PRICES for Australian imported lean grinding meat in the US have hit a four-year high when measured in Aussie dollar terms, reaching 721c/kg in trading last week.
Not since the US’s significant domestic beef shortage caused by its own earlier drought have prices in A$ reached this level, last seen around September 2015.
Grinding meat prices into the US have gradually improved this year, from around A600c/kg in late January, and A660c/kg in early July.
Strong bidding competition from China for the same product, absence of grinding meat supply to the US out of New Zealand as NZ swings more heavily to supply into China, softer currency and general strong international demand are driving the 20 percent lift in imported Australian 90CL beef prices into the US so far this year.
Currency value has played a part, with the A$ dipping below US67c briefly in trading last week, and sitting for much of the week around 67.6c before lifting sharply this morning to 68.4c. Last week’s currency level was the lowest seen against the US Greenback since a brief period in early 2009 when it dipped below US65c.

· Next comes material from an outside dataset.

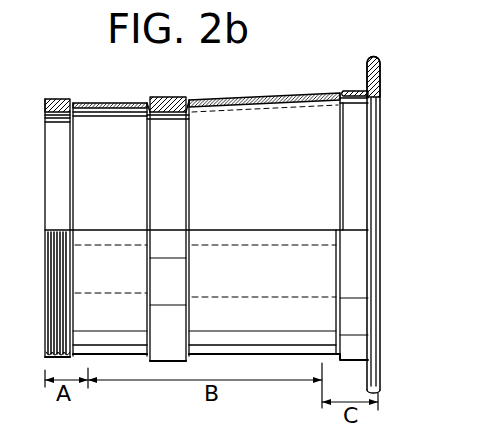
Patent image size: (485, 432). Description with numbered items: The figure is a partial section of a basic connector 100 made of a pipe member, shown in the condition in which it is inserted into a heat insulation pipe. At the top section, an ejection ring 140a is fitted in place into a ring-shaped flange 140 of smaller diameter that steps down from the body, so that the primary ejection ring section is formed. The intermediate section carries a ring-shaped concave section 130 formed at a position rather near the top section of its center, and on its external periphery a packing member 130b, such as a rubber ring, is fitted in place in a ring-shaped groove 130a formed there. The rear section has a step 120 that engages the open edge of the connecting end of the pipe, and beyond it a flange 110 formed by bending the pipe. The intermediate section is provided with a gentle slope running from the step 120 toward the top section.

In its weekly US imported beef report, US analysts Steiner Consulting said the market for imported lean manufacturing beef used for hamburgers continues to trade very firm, largely because increased competition in the global market means overseas suppliers like Australia can afford to pass on US bids.
Another reason for the firm imported market was that domestic lean beef continued hold value, Steiner said.

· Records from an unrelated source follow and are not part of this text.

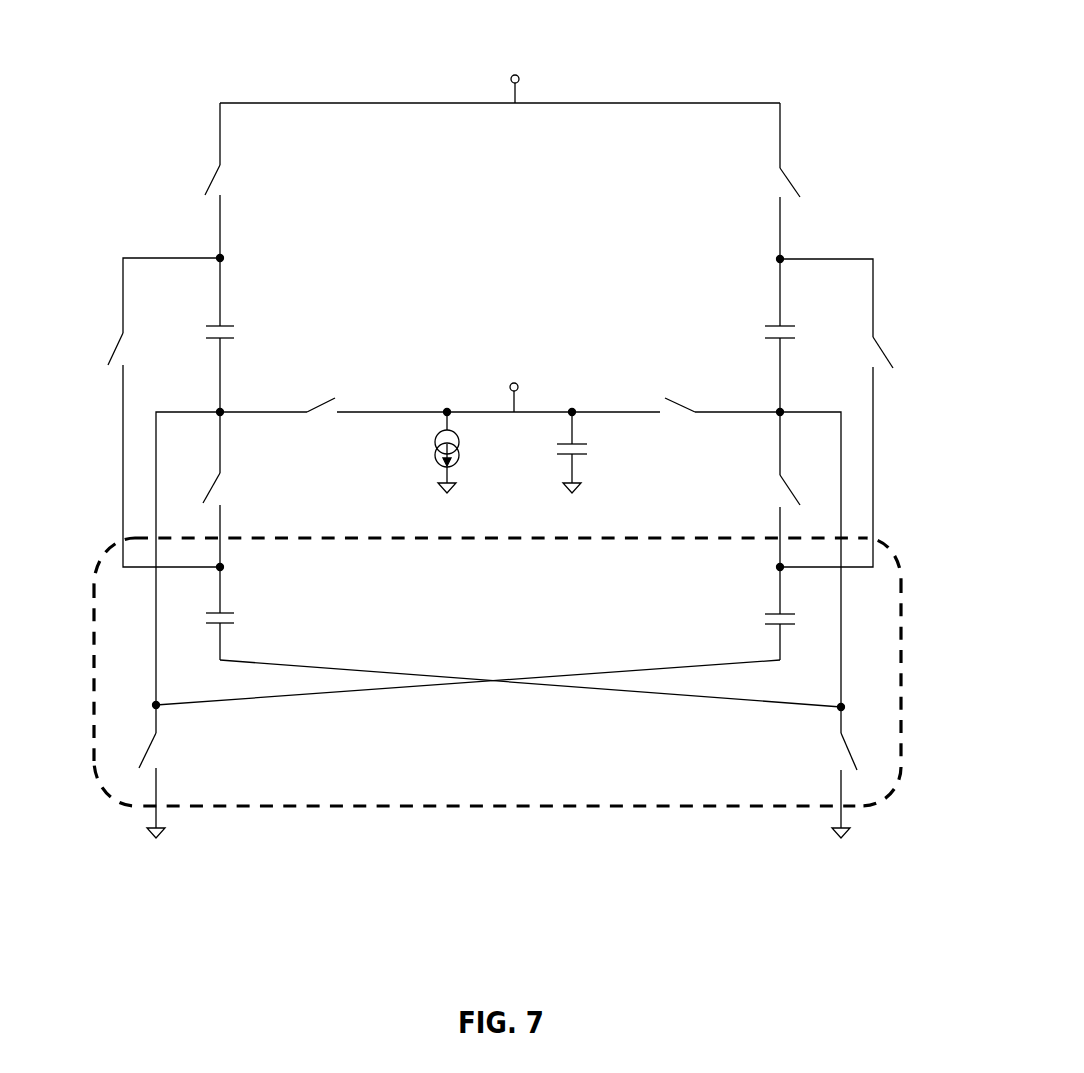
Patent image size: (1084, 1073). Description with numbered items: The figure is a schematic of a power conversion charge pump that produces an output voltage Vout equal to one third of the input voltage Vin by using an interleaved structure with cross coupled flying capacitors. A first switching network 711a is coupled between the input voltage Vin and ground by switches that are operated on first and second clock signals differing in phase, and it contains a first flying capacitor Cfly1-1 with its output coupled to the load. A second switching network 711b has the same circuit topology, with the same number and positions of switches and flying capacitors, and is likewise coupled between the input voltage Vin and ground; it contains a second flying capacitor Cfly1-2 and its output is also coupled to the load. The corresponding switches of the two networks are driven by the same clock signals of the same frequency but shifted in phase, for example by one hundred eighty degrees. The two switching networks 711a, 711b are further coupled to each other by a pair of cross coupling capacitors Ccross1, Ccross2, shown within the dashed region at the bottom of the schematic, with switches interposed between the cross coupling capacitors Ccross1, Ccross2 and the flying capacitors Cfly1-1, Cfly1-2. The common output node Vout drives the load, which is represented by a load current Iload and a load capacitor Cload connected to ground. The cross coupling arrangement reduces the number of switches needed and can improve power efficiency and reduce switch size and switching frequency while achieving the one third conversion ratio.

The first switching network 711a is at (236, 58).
The second switching network 711b is at (776, 56).
The first flying capacitor Cfly1-1 is at (245, 331).
The second flying capacitor Cfly1-2 is at (755, 331).
The cross coupling capacitor Ccross1 is at (246, 619).
The cross coupling capacitor Ccross2 is at (753, 619).
The load current Iload is at (462, 451).
The load capacitor Cload is at (587, 451).
The input voltage Vin is at (515, 79).
The output voltage Vout is at (513, 387).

“While domestic buyers can look at history and expect a seasonal decline in the value of lean beef to play out, the longer the market continues to trade like this the more anxious US buyers become – and hence the need to have some product around them for fourth quarter (October-December) needs,” Steiner said.

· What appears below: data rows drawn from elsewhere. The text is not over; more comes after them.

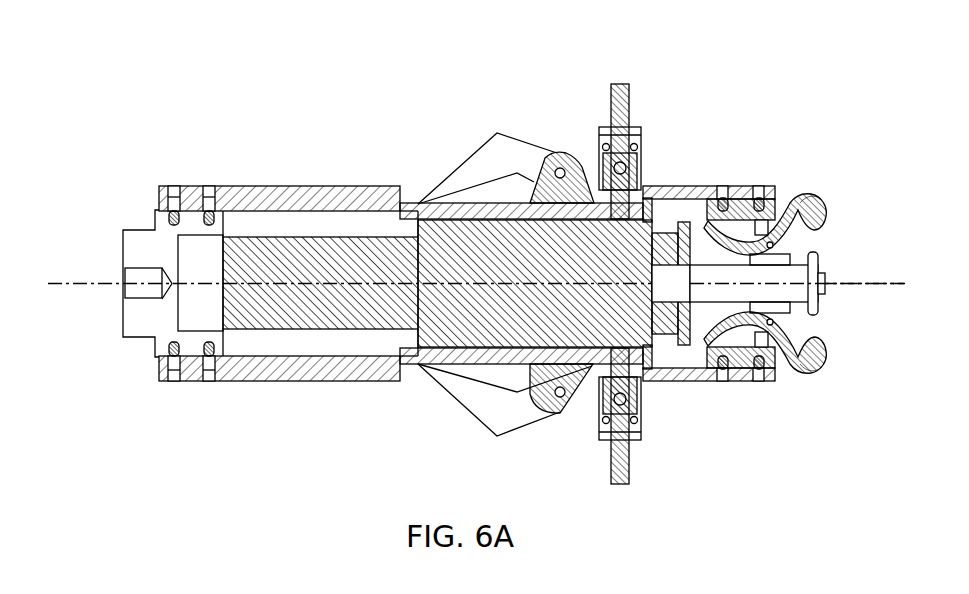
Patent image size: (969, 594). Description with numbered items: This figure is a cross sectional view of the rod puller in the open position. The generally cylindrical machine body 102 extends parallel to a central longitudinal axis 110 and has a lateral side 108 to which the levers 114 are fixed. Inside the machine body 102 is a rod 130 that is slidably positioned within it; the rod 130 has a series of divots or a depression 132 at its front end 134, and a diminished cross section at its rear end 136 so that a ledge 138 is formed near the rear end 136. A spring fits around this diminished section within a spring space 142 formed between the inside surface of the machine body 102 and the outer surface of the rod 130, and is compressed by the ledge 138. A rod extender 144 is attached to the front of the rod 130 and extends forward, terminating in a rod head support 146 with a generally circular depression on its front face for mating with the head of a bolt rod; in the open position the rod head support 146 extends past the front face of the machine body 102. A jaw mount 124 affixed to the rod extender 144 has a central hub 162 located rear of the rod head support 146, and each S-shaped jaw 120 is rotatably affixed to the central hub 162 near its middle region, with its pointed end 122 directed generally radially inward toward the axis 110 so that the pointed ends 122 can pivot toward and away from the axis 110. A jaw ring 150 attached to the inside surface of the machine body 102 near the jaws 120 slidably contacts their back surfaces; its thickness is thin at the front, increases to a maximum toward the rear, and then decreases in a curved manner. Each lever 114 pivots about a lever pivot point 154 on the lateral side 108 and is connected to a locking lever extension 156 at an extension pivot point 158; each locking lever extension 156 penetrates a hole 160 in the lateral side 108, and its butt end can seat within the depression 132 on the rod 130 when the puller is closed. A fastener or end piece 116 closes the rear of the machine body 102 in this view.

The machine body 102 is at (300, 380).
The lateral side 108 is at (325, 185).
The central longitudinal axis 110 is at (66, 278).
The lever 114 is at (513, 146).
The end cap 116 is at (143, 312).
The jaw 120 is at (788, 202).
The pointed end 122 is at (816, 203).
The jaw mount 124 is at (774, 310).
The rod 130 is at (352, 300).
The depression 132 is at (669, 364).
The front end of the rod 134 is at (650, 209).
The rear end of the rod 136 is at (268, 326).
The ledge 138 is at (418, 204).
The spring space 142 is at (292, 234).
The rod extender 144 is at (681, 296).
The rod head support 146 is at (824, 260).
The jaw ring 150 is at (730, 354).
The lever pivot point 154 is at (557, 153).
The locking lever extension 156 is at (617, 98).
The extension pivot point 158 is at (627, 130).
The hole 160 is at (598, 370).
The central hub 162 is at (819, 364).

Import volume into the US is lower in September and October, largely because of the seasonal decline in shipments from New Zealand. In the four August weeks for which imported data is available, total imports from grinding beef supplying countries to the US was 36,942t, Steiner reported, down 11,360t or 24pc from a year ago. This is the equivalent of about 630 full truckloads of product that did not arrive in US Ports the last four weeks.
“It is not hard to conceive why imported beef prices were higher, in an environment where there is significantly less volume available to traders and domestic US 90CL is still trading at $225/cwt,” Steiner’s weekly report said.
Economic outlook and risks for imported beef
Strong global demand, mostly from China, has helped prop-up the value of imported beef in the US, causing it to trade at a premium to domestic lean beef for much of the 2019 year.
Steiner said it expected this to be the case for the remainder of the year, especially as Chinese buyers are expected to remain active due to preparations for the Chinese New Year early in 2020.
“The shortfall in pork supplies due to ASF and a consumer shift towards diversifying their meat protein consumption patterns should continue to underpin imported beef prices in the near term,” it said.
However, there were warning signs on the horizon that traders and imported beef suppliers would do well to heed.
“In our view, a US recession presents significant downside risk for imported beef prices in 2020 and 2021,” Steiner said.
“Much will depend on the breadth and duration of any such recession. The global financial crisis in 2008 and 2009 resulted in a lot of beef order cancellations as credit dried up. Demand in the US market also softened, largely due to a slowdown in food service business.”
At a time when domestic demand was getting weaker, more imported beef was offered in the US in 2008-09 as US traders had more liquidity than their competitors in other parts of the world. The result was a quick deterioration in imported beef values.
While at this time the US economy remained on a growth path, the perceived risks of a recession have increased dramatically. The US Federal Reserve’s estimates of probability of a recession show a 32pc recession risk by mid-2020.
The last time the recession risk was this high was in the summer of 2008. The escalation of the trade war with China has certainly skewed economic models. It is also possible that by the end of the year we could see an agreement between US and China on trade, which could bolster markets in 2020 and significantly change the economic outlook,” Steiner said.
The result was a fairly wide range in terms of possible imported beef prices for next year. With a current forecast of $220/CWT forecast for next April, a trade agreement between the two could cause imported beef prices to trade over $250/cwt next northern hemisphere summer, while a deterioration in economic conditions could see prices pull back to $180/CWT, and possibly lower.
More beef in cold storage
Steiner also notes that there was more beef in cold storage in the US at the end of July, as buyers sought price protection. The combined inventory of beef, pork, chicken and turkey in cold storage at the end of July was estimated at 2.464 billion pounds, 1.8pc lower than a year ago but still 5.4pc higher than the five year average. Red meat and poultry supply in storage increased by 2.7pc from June levels, and the total supply of beef in cold storage at the end of July was 455.1 million pounds, 2.8pc higher than the five year average.
It is not unusual for beef inventories to increase in July, in part because the slowdown in beef demand and high slaughter levels result in more beef going into cold storage. We also think that higher than expected beef prices caused some end users to accumulate inventory,” Steiner said.